Dok. Nr. 193, P. 4; 199, P. 2; 228, P. 2; 243; 248, P. 2; 252, P. 1; 260; 263, P. 2; 270, P. 2; 284; 308, P. 2; 314, P. 1.

Was die Haltung der im Reichstag vertretenen Parteien betraf, so schien die Zustimmung der Sozialdemokraten und der Regierungsparteien gesichert. Ungewißheit herrschte über die Entscheidung der DNVP. Ihre offiziellen Erklärungen ließen auf ein ablehnendes Votum schließen. Sie wies darauf hin, daß ihre Forderung nach unverzüglicher Räumung des Ruhrgebiets nicht erfüllt worden sei. Andererseits hoffte das Kabinett, daß die starke Gruppe agrarischer und industrieller Interessenvertreter innerhalb der deutschnationalen Reichstagsfraktion für die Annahme der Dawes-Gesetze eintreten werde. Für[XXXIX] den Fall der Ablehnung kündigte der Reichskanzler im Einvernehmen mit dem Reichspräsidenten die Auflösung des Reichstags an. Auch Pläne für einen Volksentscheid wurden erwogen. Um der DNVP-Fraktion die Zustimmung zu erleichtern, machte die Reichsregierung im letzten Augenblick gewisse Konzessionen. Sie sagte eine entgegenkommende Beantwortung der deutschnationalen Abänderungsanträge und die Abgabe einer Regierungserklärung zur Kriegsschuldfrage zu. In der Schlußabstimmung am 29. August 1924 votierte fast die Hälfte der Fraktion für das verfassungsändernde Reichsbahngesetz und ermöglichte dadurch die rechtzeitige Inkraftsetzung des Dawes-Plans103.

103

Dok. Nr. 280; 282; 285, P. 5; 288, P. 3; 289, P. 1.

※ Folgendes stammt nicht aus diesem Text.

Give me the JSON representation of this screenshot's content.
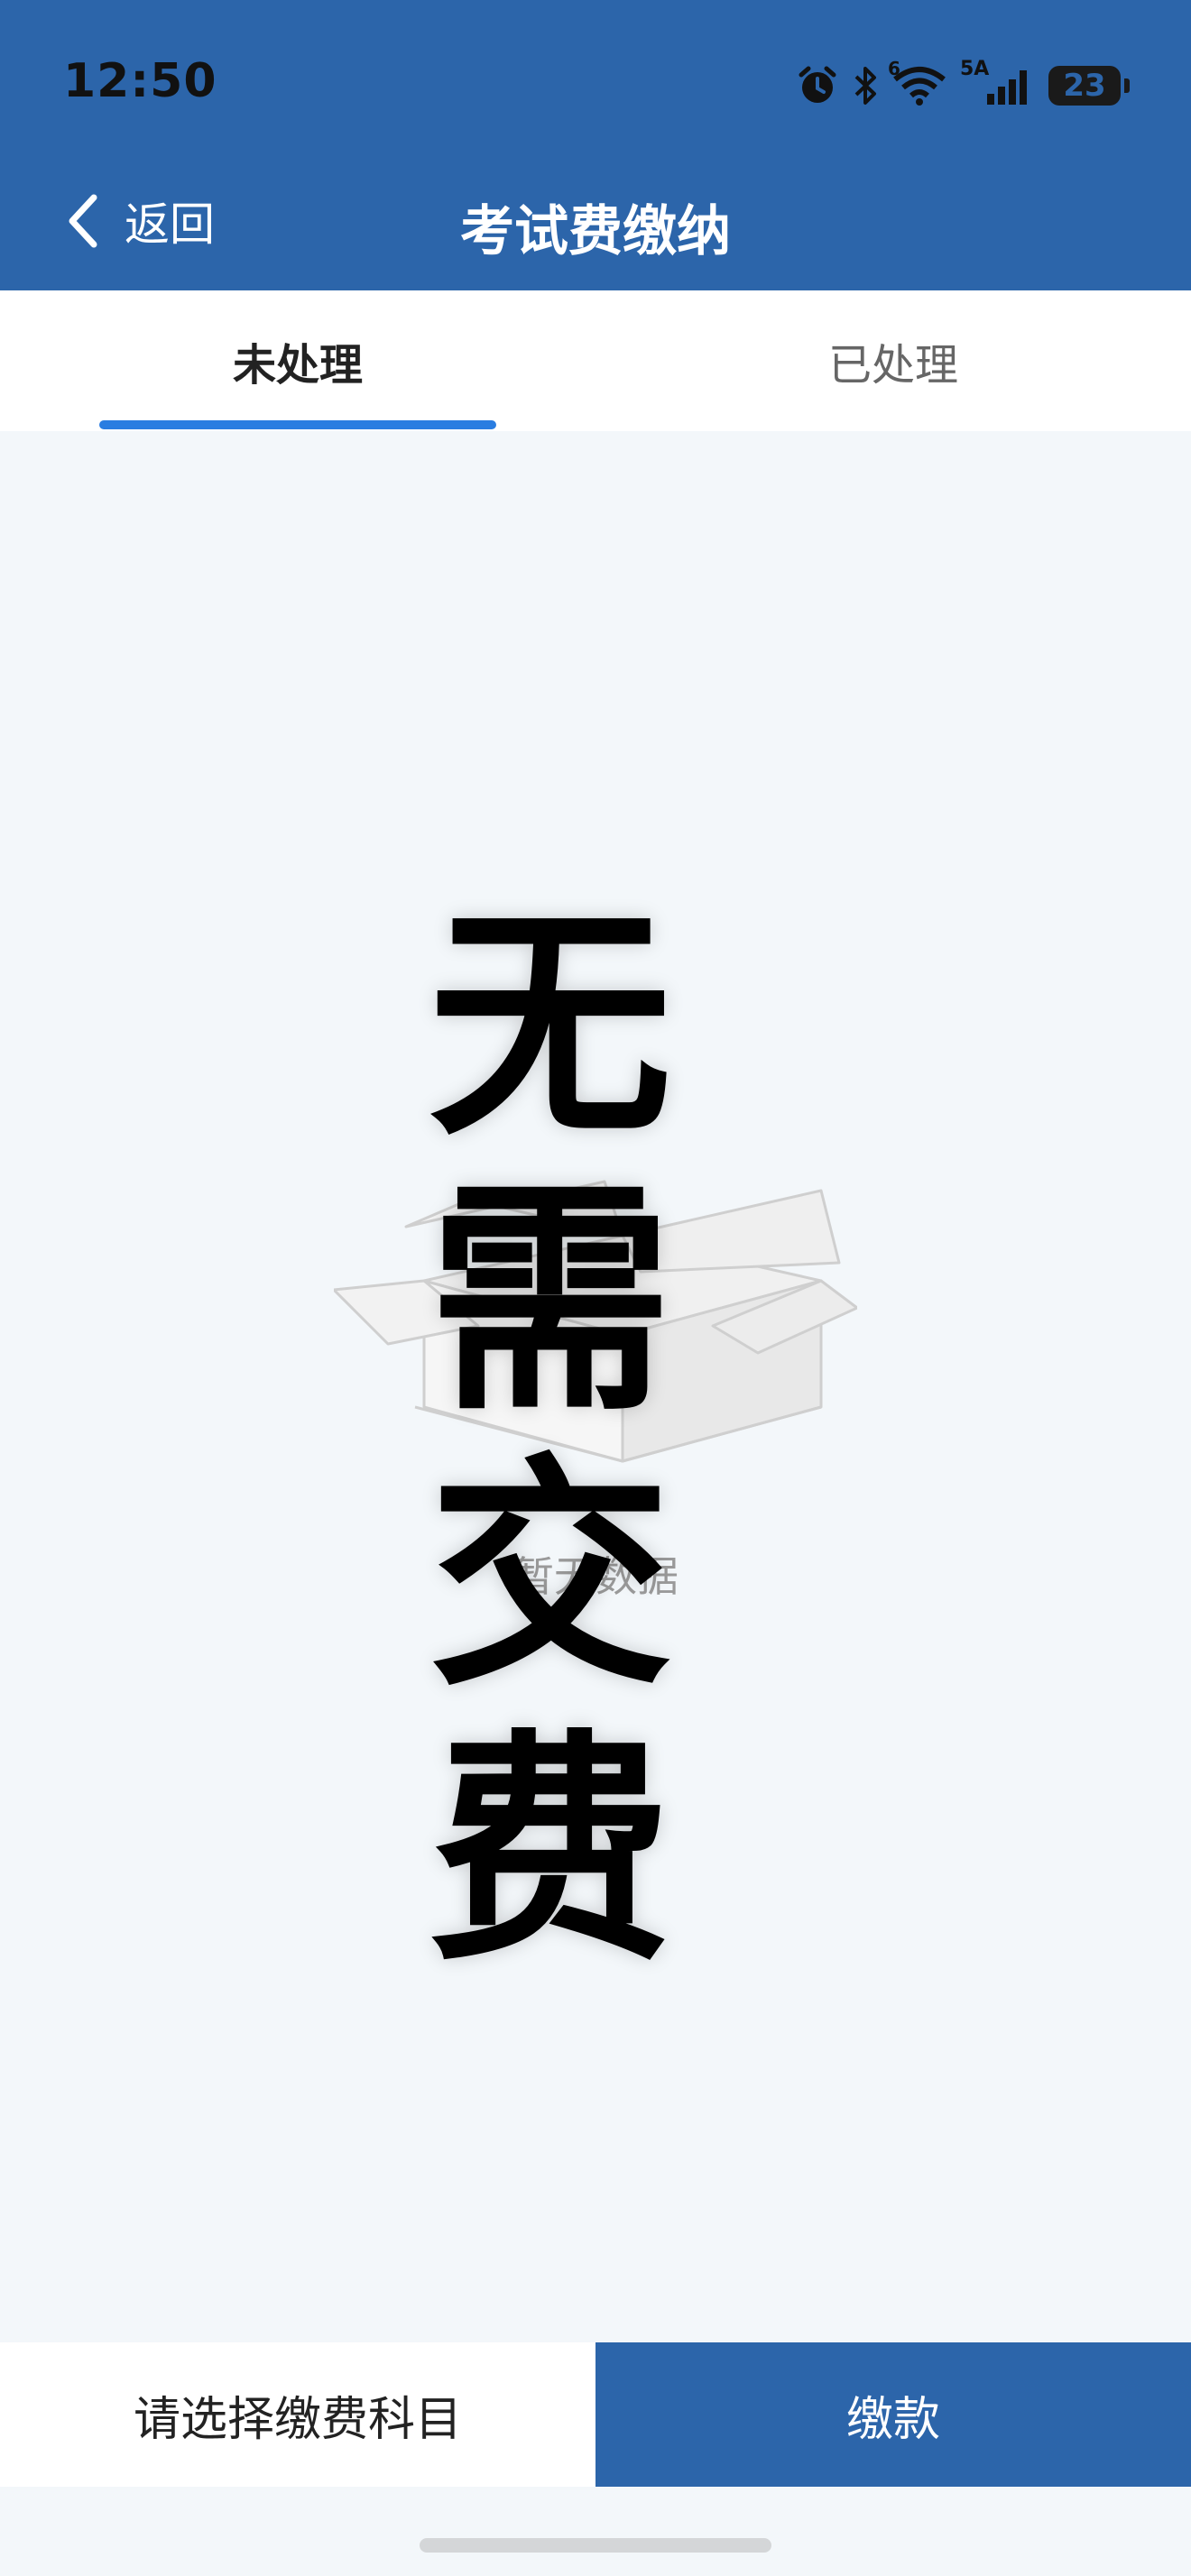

Bereits vor der Londoner Konferenz hatte die DNVP von der Reichsregierung einen förmlichen Widerruf des in Versailles erzwungenen „wahrheitswidrigen Schuldbekenntnisses“ verlangt, und auch mehrere Landesregierungen hatten darauf gedrängt, daß die deutsche Delegation während der Londoner Verhandlungen die Kriegsschuldfrage zur Sprache bringen solle104. Reichkanzler Marx unterließ es dann aber, einen diesbezüglichen Passus bei seiner Schlußansprache in London vorzutragen, weil sich keine Gelegenheit fand, MacDonald deswegen vorher zu informieren105. Stattdessen legte Marx nach Beendigung der Konferenz in einem vertraulichen Schreiben an MacDonald den deutschen Standpunkt dar und regte die Einsetzung eines internationalen Schiedsgerichts zur unparteiischen Erforschung der Kriegsursachen an106. Da die Deutschnationalen damit nicht zufriedengestellt waren, veröffentlichte die Reichsregierung anläßlich der Annahme der Dawes-Gesetze durch den Reichstag am 29. August eine Kundgebung, in der sie erklärte, daß sie die den geschichtlichen Tatsachen widersprechende Feststellung des Versailler Vertrags, Deutschland habe den Weltkrieg durch seinen Angriff entfesselt, nicht anerkenne. Zugleich kündigte sie die Übermittlung dieser Erklärung an die alliierten Regierungen an107.

104

Dok. Nr. 243; 259, Anm. 9.

105

Anhang, Dok. Nr. 1, Anm. 60.

106

Anhang, Dok. Nr. 11.

107

Dok. Nr. 290.

Beim Auswärtigen Amt, das in Abwesenheit Stresemanns von Staatssekretär Maltzan geleitet wurde, gingen in den nächsten Tagen nicht nur von alliierter, sondern auch von neutraler und deutscher Seite zahlreiche Stellungnahmen ein, die vor einer offiziellen Notifizierung der Kriegsschuldkundgebung dringend warnten: Die Übergabe der Note würde das auf der Londoner Konferenz Erreichte gefährden und eine scharfe Antwort der Alliierten provozieren. Die beiden Briefe an MacDonald und Herriot vom 4. September, in denen Marx um Verständnis für den angekündigten Schritt der Reichsregierung warb, blieben völlig wirkungslos und vermochten die wachsende Erregung in den Ententeländern nicht zu dämpfen. Daraufhin veranlaßte der Reichskanzler einen vorläufigen Aufschub der Notifizierung. Diese Entscheidung wurde schließlich auch von Stresemann akzeptiert, und Mitte September einigte man sich im Kabinett darauf, einen günstigeren Zeitpunkt für die Übergabe des Kriegsschuldprotests[XL] abzuwarten. Als mögliche Gelegenheit wurden die Verhandlungen über den Eintritt Deutschlands in den Völkerbund ins Auge gefaßt108.

108

Dok. Nr. 295; 297; 298; 301; 302. – Zur Diskussion über die Kriegsschuldfrage im weiteren Sinne gehört auch die Kontroverse über die Veröffentlichung der Sachverständigengutachten des Parlamentarischen Untersuchungsausschusses über die Ursachen des militärischen Zusammenbruchs im Jahre 1918; vgl. hierzu Dok. Nr. 350; 354, P. 4; 366, P. 3; 369, P. 4; 372, P. 6.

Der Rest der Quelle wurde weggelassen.